When Ginsburg was on the court, its four liberals joined with Roberts to uphold restrictions, deferring to local officials. As soon as Barrett joined the court, the majority flipped.
“Even in a pandemic, the Constitution cannot be put away and forgotten,” said the unsigned opinion that Barrett joined. “The restrictions at issue here, by effectively barring many from attending religious services, strike at the very heart of the First Amendment’s guarantee of religious liberty.”
Mark Rienzi, the president of the Becket Fund for Religious Liberty, celebrated another term “in which the court is broadly protective of religious liberty, often by supermajority or unanimity.”

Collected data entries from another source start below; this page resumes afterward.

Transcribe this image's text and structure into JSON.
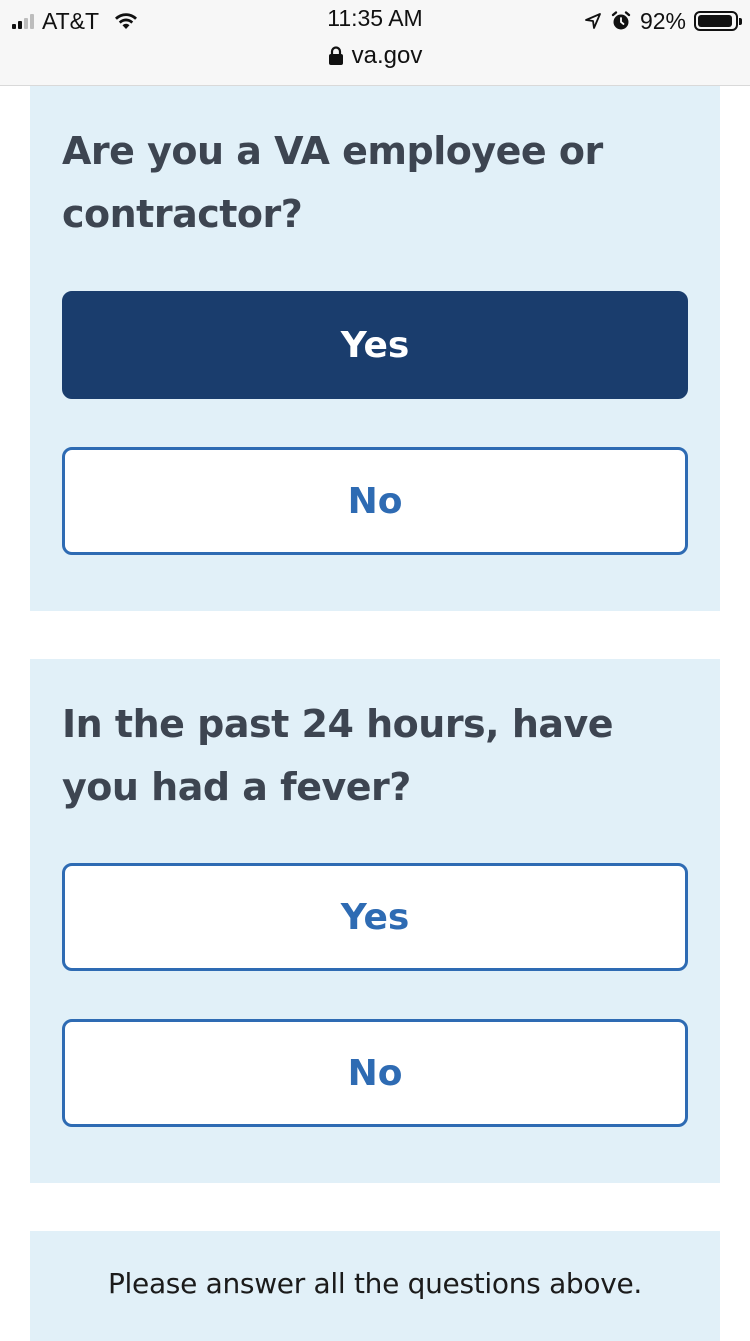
{
  "status_bar": {
    "carrier": "AT&T",
    "time": "11:35 AM",
    "url": "va.gov",
    "battery_percent": "92%",
    "battery_level": 0.92,
    "signal_bars": 2,
    "icons": [
      "signal-icon",
      "wifi-icon",
      "lock-icon",
      "location-arrow-icon",
      "alarm-icon",
      "battery-icon"
    ]
  },
  "questions": [
    {
      "text": "Are you a VA employee or contractor?",
      "yes_label": "Yes",
      "no_label": "No",
      "selected": "Yes"
    },
    {
      "text": "In the past 24 hours, have you had a fever?",
      "yes_label": "Yes",
      "no_label": "No",
      "selected": null
    }
  ],
  "notice": "Please answer all the questions above.",
  "colors": {
    "card_background": "#e1f0f8",
    "selected_button": "#1a3d6d",
    "outline_button": "#2e6bb3",
    "question_text": "#3d4551"
  }
}
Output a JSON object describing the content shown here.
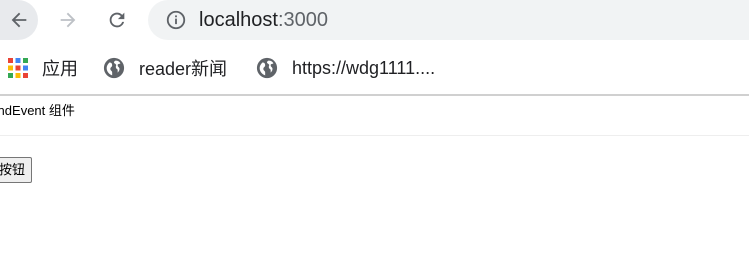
{
  "browser": {
    "url_host": "localhost",
    "url_port": ":3000",
    "bookmarks": [
      {
        "label": "应用",
        "icon": "apps-grid-icon"
      },
      {
        "label": "reader新闻",
        "icon": "globe-icon"
      },
      {
        "label": "https://wdg1111....",
        "icon": "globe-icon"
      }
    ]
  },
  "page": {
    "component_title": "BindEvent 组件",
    "button_label": "按钮"
  }
}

Still, Barrett demurred in the Philadelphia case when others on the right wanted to strike a Supreme Court precedent that has been a target of lawyers representing religious groups. It says that the right to religious exercise is not violated by laws that apply equally to all, and was written by Justice Antonin Scalia, for whom Barrett clerked.
Barrett wrote separately, joined by Kavanaugh and liberal Justice Stephen G. Breyer, to say that although she questioned the precedent, there was nothing in the case presenting a reason to overrule it, “much less [suggesting] what should replace it.”
The former Notre Dame law professor has had an unprecedented introduction to the court. Because the Supreme Court is closed for pandemic-related reasons, she has never taken the bench with her new colleagues. All hearings were conducted via teleconference, and the justices did not meet in person for their private conferences until all had been vaccinated in the spring.
But she’s made an impression since her confirmation in October. “I think it’s very clear she’s a snappy writer . . . readable without being show-offy,” said lawyer Sarah Harris, who argues cases at the court and was at a U.S. Chamber of Commerce panel with Shanmugam to discuss the term.
Statistics show that Barrett and the other Trump nominees to the court — Gorsuch and Kavanaugh — were most frequently in the majority this term, along with Roberts.
In some ways, she has defied the predictions of Democratic senators and others. They portrayed her rushed nomination and confirmation before the election as providing a vote against the Affordable Care Act or to defend the president in post-election legal battles.
She was in the majority in the ACA case, although a decision that draws the vote of Thomas could hardly be called liberal. And she, Kavanaugh and Gorsuch did not object as the court turned aside the Trump-related election challenges that reached the Supreme Court.
The former president noticed.
“I am very disappointed. I fought very hard for them, but I was very disappointed with a number of their rulings,” Trump told Real America’s Voice network anchor David Brody last month, mentioning Kavanaugh and Barrett.